Credit: Springer Nature Limited

Most currently available small molecules bind to and alter the activity of proteins, but a new study by Fedorova et al. demonstrates that tertiary RNA structures could also be therapeutic targets. They identify compounds that bind to group II introns, RNA structures found in genes that are essential for mitochondrial respiration in plants and fungi, but are not present in vertebrates. These compounds potently inhibit the growth of the pathogen Candida parapsilosis, and could therefore be developed as a novel class of therapeutic antifungals.

Group II introns form tertiary structures that act as self-splicing ribozymes; correct intron splicing is needed for translation of these mRNAs. Respiration is important for pathogenic yeast to form biofilms, which colonize medical implant surfaces and are resistant to existing antifungals.

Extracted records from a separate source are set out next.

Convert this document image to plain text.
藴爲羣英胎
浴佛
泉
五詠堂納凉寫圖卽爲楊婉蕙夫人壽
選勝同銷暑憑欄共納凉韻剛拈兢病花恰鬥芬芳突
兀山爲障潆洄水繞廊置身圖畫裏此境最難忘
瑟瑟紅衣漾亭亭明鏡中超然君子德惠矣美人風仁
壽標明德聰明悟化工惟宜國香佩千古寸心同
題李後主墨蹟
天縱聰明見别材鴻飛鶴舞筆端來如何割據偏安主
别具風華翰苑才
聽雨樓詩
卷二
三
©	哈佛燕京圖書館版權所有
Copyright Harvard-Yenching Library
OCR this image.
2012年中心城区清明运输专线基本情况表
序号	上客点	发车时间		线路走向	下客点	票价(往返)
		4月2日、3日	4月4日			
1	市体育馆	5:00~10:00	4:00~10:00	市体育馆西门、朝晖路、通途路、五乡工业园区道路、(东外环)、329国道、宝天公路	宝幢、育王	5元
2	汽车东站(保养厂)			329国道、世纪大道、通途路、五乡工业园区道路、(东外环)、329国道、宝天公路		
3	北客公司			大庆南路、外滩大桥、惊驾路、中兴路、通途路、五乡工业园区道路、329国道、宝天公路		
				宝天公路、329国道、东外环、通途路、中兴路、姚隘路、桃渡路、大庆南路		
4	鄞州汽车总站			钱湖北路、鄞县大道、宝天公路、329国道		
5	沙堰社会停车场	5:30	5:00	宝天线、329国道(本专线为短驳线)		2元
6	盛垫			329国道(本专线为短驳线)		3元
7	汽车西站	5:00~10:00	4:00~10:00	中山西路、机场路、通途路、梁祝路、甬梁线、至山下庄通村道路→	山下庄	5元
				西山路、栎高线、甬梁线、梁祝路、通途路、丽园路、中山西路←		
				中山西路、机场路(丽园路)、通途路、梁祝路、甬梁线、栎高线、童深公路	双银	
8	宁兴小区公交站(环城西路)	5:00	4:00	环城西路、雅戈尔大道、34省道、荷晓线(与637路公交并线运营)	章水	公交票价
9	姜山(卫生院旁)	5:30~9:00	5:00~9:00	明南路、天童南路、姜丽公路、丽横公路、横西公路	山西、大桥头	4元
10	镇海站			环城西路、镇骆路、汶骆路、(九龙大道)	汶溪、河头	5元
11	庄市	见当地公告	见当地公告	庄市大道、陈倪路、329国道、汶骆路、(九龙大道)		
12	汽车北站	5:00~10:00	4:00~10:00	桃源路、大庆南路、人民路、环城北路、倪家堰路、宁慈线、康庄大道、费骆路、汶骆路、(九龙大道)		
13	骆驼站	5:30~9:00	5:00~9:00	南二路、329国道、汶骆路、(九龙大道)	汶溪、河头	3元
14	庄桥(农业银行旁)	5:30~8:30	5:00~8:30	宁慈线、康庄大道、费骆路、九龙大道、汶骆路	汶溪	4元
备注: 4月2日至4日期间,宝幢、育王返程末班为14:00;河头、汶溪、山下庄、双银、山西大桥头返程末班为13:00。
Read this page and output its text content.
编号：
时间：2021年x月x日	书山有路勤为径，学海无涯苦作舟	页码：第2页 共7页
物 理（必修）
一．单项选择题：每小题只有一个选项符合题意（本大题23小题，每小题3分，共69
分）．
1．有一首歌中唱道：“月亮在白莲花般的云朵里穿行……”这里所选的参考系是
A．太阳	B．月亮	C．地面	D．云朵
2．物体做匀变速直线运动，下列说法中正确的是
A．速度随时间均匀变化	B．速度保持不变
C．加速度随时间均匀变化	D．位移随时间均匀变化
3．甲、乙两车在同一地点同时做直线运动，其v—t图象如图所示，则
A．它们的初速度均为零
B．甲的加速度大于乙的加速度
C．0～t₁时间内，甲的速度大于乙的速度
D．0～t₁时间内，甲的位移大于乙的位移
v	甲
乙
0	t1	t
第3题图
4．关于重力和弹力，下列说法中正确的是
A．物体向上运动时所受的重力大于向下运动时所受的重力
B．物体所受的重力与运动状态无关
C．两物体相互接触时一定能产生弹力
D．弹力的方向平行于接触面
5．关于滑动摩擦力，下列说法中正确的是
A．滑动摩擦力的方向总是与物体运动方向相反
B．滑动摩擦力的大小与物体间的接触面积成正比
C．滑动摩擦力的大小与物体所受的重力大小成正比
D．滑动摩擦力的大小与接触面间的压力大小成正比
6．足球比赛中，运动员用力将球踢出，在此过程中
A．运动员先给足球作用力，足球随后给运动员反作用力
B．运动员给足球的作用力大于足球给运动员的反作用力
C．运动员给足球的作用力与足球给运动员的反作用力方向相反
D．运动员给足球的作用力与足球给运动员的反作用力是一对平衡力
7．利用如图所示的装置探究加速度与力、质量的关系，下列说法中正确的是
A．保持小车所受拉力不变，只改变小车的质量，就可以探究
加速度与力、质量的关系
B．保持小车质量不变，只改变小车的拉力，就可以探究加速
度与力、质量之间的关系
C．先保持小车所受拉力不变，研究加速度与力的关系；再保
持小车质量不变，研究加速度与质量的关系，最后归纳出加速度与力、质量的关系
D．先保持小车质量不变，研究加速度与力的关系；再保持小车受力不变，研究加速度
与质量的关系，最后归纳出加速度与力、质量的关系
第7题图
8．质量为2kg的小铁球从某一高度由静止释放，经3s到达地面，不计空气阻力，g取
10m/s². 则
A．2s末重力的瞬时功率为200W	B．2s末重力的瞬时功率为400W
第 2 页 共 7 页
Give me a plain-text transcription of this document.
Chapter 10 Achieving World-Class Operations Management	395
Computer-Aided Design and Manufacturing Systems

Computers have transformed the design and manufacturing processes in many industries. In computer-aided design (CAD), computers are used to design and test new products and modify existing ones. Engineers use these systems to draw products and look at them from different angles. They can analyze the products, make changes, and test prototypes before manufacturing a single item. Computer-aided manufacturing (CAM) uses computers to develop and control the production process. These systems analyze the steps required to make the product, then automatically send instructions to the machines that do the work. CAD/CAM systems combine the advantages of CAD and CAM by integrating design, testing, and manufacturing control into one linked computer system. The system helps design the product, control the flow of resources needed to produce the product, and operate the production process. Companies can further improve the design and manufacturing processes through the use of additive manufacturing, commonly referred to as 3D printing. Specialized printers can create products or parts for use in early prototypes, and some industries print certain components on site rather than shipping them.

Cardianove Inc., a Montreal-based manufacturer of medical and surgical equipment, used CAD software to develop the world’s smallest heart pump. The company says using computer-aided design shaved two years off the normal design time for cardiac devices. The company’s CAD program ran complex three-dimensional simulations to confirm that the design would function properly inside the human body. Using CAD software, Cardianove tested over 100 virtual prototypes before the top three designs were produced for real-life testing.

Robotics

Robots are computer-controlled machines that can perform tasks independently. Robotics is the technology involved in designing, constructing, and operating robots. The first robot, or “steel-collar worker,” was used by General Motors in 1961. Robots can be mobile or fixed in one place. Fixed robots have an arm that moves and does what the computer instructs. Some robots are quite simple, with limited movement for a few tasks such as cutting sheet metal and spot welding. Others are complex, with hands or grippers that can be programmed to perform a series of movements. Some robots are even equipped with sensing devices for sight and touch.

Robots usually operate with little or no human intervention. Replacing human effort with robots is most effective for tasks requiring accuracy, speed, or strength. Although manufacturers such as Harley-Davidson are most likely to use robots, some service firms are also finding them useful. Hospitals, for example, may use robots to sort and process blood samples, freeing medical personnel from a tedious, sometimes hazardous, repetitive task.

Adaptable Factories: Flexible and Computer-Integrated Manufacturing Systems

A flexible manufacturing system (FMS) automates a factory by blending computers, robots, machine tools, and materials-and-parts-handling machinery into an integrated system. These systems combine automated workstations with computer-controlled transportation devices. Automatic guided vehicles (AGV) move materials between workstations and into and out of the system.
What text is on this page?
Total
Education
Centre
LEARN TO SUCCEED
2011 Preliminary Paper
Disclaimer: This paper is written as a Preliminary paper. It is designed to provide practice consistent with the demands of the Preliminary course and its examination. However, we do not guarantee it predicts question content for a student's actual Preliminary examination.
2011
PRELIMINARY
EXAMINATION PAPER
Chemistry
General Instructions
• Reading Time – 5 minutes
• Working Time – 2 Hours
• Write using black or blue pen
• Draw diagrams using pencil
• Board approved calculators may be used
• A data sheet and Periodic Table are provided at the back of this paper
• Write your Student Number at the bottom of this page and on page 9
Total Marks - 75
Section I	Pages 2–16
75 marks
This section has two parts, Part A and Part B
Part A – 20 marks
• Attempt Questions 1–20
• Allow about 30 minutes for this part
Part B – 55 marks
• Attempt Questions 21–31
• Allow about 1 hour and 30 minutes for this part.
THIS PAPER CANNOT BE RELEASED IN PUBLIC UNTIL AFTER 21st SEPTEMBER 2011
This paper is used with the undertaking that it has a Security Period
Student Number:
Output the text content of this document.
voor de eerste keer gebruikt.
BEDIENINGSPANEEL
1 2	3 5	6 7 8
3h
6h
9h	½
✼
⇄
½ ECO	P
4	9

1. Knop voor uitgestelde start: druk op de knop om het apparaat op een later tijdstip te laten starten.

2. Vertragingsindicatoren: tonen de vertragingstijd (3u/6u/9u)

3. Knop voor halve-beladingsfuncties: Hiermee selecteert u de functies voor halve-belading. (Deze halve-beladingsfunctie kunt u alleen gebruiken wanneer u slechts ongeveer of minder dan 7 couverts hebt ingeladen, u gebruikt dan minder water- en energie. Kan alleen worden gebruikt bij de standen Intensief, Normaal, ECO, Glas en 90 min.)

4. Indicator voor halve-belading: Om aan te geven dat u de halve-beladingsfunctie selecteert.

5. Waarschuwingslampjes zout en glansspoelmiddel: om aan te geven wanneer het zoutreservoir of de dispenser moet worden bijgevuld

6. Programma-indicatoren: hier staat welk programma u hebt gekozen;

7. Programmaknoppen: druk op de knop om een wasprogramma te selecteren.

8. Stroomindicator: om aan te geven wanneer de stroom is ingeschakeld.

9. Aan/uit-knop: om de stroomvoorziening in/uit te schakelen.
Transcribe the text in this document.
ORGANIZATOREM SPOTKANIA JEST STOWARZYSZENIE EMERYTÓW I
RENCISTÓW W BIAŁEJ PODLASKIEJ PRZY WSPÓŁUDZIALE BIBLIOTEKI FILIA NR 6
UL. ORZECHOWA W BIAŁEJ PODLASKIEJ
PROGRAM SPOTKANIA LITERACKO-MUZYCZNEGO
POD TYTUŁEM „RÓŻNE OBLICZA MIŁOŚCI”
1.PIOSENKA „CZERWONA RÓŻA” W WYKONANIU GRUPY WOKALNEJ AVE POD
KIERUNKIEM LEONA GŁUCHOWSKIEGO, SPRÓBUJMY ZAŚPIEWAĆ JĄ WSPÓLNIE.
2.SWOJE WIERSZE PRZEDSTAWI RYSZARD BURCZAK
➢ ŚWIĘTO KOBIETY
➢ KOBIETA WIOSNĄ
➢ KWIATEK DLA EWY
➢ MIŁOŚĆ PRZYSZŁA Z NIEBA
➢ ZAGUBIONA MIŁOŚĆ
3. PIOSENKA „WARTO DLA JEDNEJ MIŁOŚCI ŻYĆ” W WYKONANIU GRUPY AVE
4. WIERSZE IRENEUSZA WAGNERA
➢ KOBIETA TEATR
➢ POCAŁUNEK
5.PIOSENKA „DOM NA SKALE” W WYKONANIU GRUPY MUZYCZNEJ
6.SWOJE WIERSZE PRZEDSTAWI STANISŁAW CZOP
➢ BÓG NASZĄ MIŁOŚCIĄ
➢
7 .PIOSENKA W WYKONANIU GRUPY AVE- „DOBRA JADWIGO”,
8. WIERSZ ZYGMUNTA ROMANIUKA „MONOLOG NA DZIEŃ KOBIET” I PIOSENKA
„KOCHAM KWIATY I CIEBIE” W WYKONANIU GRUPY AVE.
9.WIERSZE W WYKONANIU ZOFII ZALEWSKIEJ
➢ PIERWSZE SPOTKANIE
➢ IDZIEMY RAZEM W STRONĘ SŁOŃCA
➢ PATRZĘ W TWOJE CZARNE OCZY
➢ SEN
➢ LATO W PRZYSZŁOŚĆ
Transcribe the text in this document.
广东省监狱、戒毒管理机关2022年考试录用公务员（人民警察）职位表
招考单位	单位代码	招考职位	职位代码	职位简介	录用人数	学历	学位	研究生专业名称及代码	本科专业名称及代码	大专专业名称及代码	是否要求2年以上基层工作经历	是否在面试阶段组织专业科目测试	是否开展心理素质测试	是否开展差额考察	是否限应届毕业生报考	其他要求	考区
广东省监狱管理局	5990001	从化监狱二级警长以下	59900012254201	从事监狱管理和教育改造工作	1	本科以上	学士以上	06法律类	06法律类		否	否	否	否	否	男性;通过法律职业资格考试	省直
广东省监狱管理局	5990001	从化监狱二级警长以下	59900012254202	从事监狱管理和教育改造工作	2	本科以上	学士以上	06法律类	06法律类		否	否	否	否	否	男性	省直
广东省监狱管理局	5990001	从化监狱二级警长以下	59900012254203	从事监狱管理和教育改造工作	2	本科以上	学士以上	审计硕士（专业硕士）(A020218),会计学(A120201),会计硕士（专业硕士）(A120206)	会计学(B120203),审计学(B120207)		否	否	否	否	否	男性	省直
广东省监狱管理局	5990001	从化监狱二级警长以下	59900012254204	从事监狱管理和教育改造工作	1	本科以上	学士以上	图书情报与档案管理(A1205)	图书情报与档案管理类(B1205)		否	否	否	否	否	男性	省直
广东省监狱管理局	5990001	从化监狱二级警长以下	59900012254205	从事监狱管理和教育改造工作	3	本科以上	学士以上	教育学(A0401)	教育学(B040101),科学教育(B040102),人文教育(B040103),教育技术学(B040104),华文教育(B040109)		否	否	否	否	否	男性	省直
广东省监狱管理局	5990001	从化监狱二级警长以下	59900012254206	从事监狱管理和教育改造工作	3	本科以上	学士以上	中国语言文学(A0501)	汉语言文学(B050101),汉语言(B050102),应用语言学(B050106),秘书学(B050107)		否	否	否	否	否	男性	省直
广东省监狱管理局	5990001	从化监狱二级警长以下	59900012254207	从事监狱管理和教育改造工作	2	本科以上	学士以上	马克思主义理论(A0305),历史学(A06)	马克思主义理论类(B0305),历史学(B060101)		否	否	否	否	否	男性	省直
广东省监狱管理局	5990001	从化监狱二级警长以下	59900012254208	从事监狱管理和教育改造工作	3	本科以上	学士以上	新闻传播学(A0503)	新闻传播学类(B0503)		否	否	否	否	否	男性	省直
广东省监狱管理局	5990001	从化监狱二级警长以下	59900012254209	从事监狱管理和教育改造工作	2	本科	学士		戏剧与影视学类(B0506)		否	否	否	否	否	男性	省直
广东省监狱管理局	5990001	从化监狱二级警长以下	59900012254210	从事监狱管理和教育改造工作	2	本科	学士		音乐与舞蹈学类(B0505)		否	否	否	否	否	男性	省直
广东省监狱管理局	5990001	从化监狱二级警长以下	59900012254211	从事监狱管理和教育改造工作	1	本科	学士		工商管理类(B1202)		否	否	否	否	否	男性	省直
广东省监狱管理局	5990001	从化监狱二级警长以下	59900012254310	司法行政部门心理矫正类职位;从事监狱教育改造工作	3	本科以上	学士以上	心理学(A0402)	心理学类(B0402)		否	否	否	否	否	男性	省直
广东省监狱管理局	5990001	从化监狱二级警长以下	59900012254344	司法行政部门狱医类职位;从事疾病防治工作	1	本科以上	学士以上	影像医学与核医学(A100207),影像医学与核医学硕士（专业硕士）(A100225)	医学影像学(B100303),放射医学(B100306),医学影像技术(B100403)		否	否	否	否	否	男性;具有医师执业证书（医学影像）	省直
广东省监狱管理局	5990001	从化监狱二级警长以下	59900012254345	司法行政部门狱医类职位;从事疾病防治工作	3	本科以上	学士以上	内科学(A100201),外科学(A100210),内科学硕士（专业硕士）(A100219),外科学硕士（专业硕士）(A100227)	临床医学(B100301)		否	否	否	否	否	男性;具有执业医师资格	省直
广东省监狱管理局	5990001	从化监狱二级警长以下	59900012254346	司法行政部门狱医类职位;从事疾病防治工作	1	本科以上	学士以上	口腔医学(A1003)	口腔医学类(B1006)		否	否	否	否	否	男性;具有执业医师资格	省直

The authors developed a fluorescent assay to measure the ribozyme activity of a group II intron from Saccharomyces cerevisiae. Using this assay, a 10,000-compound library was screened and 16 reproducible hits were identified. Many of these molecules shared common structural elements, which formed the foundation for structure–activity relationship determinants and subsequent compound derivatization to optimize potency. The most potent resulting molecules were named intronistat A and intronistat B. In competition assays, these molecules were highly selective for group II introns.

S. cerevisiae can ferment glucose for energy, but growth on non-fermentable carbon sources such as glycerol requires mitochondrial respiration. Mitochondrial respiration uses cytochrome c oxidase subunit 1 (COX1), and COX1 in S. cerevisiae contains a group II intron. Treatment of S. cerevisiae with intronistat A substantially reduced the growth in glycerol-containing media. This growth defect could be largely rescued by reintroduction of an intronless version of COX1, suggesting that the observed growth defects in intronistat A-treated cells were caused by reduced mRNA splicing and therefore reduced expression of the COX1 protein.

Intronistat A and intronistat B inhibited the growth of C. parapsilosis

The authors then examined a therapeutically relevant organism, C. parapsilosis, which is an important cause of sepsis. Unlike S. cerevisiae, pathogens such as Candida spp. respire in glucose as well as glycerol, so inhibition of group II introns in these organisms is clinically relevant. C. parapsilosis contains a single group II intron in COX1. Intronistat A and intronistat B inhibited the growth of C. parapsilosis in glucose-containing media with a minimum inhibitory concentration (MIC) of 2–4μg per ml; a value similar to the MIC for amphotericin B, an antifungal that is currently used for C. parapsilosis infection but has substantial toxicity in patients.

This article demonstrates that not only can small molecules bind to tertiary RNA structures to inhibit their processing, but also that such molecules can be found with existing, well-established methods.